Separate Input & Output
When you read a book or a report or a website, we read from top to bottom and from left to right. Remember that setup when you create a spreadsheet and follow this structure, both within a worksheet and between them. We advise to distinguish separate input & output sheets as well as sheets for calculations, documentation and dashboards.
The Rule of Thumb
Did you ever get a visit from an accountant? Did they check that one important spreadsheet containing the investment plans? Maybe they asked questions like: What are the input values? What are the assumptions the calculations are based on? Can you give an example of a calculation? Where are the conclusions?
These are moments you will benefit from a clear Excel model. The rule of thumb is: Separate input & output. That really improves readability. When we zoom into this further, we reach these types that a worksheet can have:
Use 1 table per worksheet in input sheets. Make a difference between dynamic data that is gathered from outside systems, for example imported data from a CMR system, and data within the spreadsheet such as calculations. Place references as close to the data as possible and make them explicit, for example by using a color coding. That makes the accountant happy.
In the calculation worksheets you store information which does not change day to day. These worksheets are sober and purely functional, and use input data to draw conclusions. Remember that a spreadsheet stays in use for about 5 years, so things can change also in calculation worksheets.
In the output sheets, we give an overview of the conclusions that can be drawn from the input data and calculations. Use tabels, charts and nice layouting. Also think about making worksheets printable by changing the margins. This is even more important for higher ranked managers.
There is one special category of worksheets, those meant for documentation. Use them to explain the functionality of calculations and the source of input data. Other sheets like this are version control sheets and index sheets.
Some spreadsheet users love the use of so-called dashboards: worksheets that contain input, output and calculations together.
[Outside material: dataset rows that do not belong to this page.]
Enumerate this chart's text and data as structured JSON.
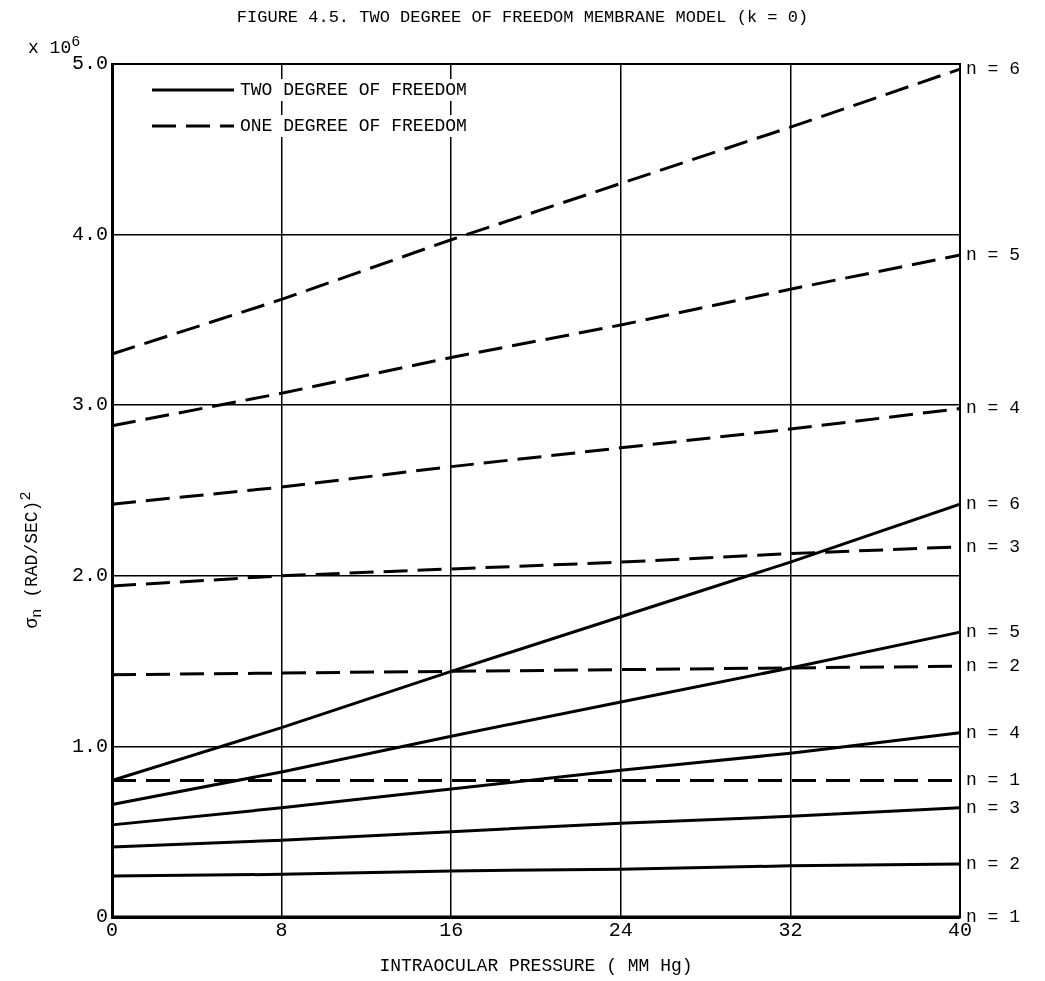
{
  "chart_data": {
    "type": "line",
    "title": "FIGURE 4.5.  TWO DEGREE OF FREEDOM MEMBRANE MODEL (k = 0)",
    "xlabel": "INTRAOCULAR PRESSURE ( MM Hg)",
    "ylabel": "σ$_{n}$ (RAD/SEC)$^{2}$",
    "x": [
      0,
      8,
      16,
      24,
      32,
      40
    ],
    "series": [
      {
        "name": "n = 6",
        "color": "#000000",
        "line_style": "solid",
        "values": [
          0.8,
          1.11,
          1.44,
          1.76,
          2.08,
          2.42
        ]
      },
      {
        "name": "n = 5",
        "color": "#000000",
        "line_style": "solid",
        "values": [
          0.66,
          0.85,
          1.06,
          1.26,
          1.46,
          1.67
        ]
      },
      {
        "name": "n = 4",
        "color": "#000000",
        "line_style": "solid",
        "values": [
          0.54,
          0.64,
          0.75,
          0.86,
          0.96,
          1.08
        ]
      },
      {
        "name": "n = 3",
        "color": "#000000",
        "line_style": "solid",
        "values": [
          0.41,
          0.45,
          0.5,
          0.55,
          0.59,
          0.64
        ]
      },
      {
        "name": "n = 2",
        "color": "#000000",
        "line_style": "solid",
        "values": [
          0.24,
          0.25,
          0.27,
          0.28,
          0.3,
          0.31
        ]
      },
      {
        "name": "n = 1",
        "color": "#000000",
        "line_style": "solid",
        "values": [
          0,
          0,
          0,
          0,
          0,
          0
        ]
      },
      {
        "name": "n = 6",
        "color": "#000000",
        "line_style": "dashed",
        "values": [
          3.3,
          3.62,
          3.97,
          4.3,
          4.63,
          4.97
        ]
      },
      {
        "name": "n = 5",
        "color": "#000000",
        "line_style": "dashed",
        "values": [
          2.88,
          3.07,
          3.28,
          3.47,
          3.68,
          3.88
        ]
      },
      {
        "name": "n = 4",
        "color": "#000000",
        "line_style": "dashed",
        "values": [
          2.42,
          2.52,
          2.64,
          2.75,
          2.86,
          2.98
        ]
      },
      {
        "name": "n = 3",
        "color": "#000000",
        "line_style": "dashed",
        "values": [
          1.94,
          2.0,
          2.04,
          2.08,
          2.13,
          2.17
        ]
      },
      {
        "name": "n = 2",
        "color": "#000000",
        "line_style": "dashed",
        "values": [
          1.42,
          1.43,
          1.44,
          1.45,
          1.46,
          1.47
        ]
      },
      {
        "name": "n = 1",
        "color": "#000000",
        "line_style": "dashed",
        "values": [
          0.8,
          0.8,
          0.8,
          0.8,
          0.8,
          0.8
        ]
      }
    ],
    "annotations": [
      "TWO DEGREE OF FREEDOM",
      "ONE DEGREE OF FREEDOM",
      "x 10$^{6}$"
    ],
    "xlim": [
      0,
      40
    ],
    "xticks": [
      0,
      8,
      16,
      24,
      32,
      40
    ],
    "ylim": [
      0,
      5
    ],
    "yticks": [
      0,
      {
        "value": 1,
        "label": "1.0"
      },
      {
        "value": 2,
        "label": "2.0"
      },
      {
        "value": 3,
        "label": "3.0"
      },
      {
        "value": 4,
        "label": "4.0"
      },
      {
        "value": 5,
        "label": "5.0"
      }
    ],
    "grid": true
  }
}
While dashboards disrupt the flow of data, and the clear separation of input and output, they can be very insightful when modeling dynamic processes.
We do advise to minimize them, use maximum 1 or 2 (depending on the size of the spreadsheet) and make it clear this is a dashboard worksheet.
It is important to recognize different roles a worksheet can play, and make deliberate choices when creating a spreadsheet. We often encounter mixed sheets that are messy and confusing.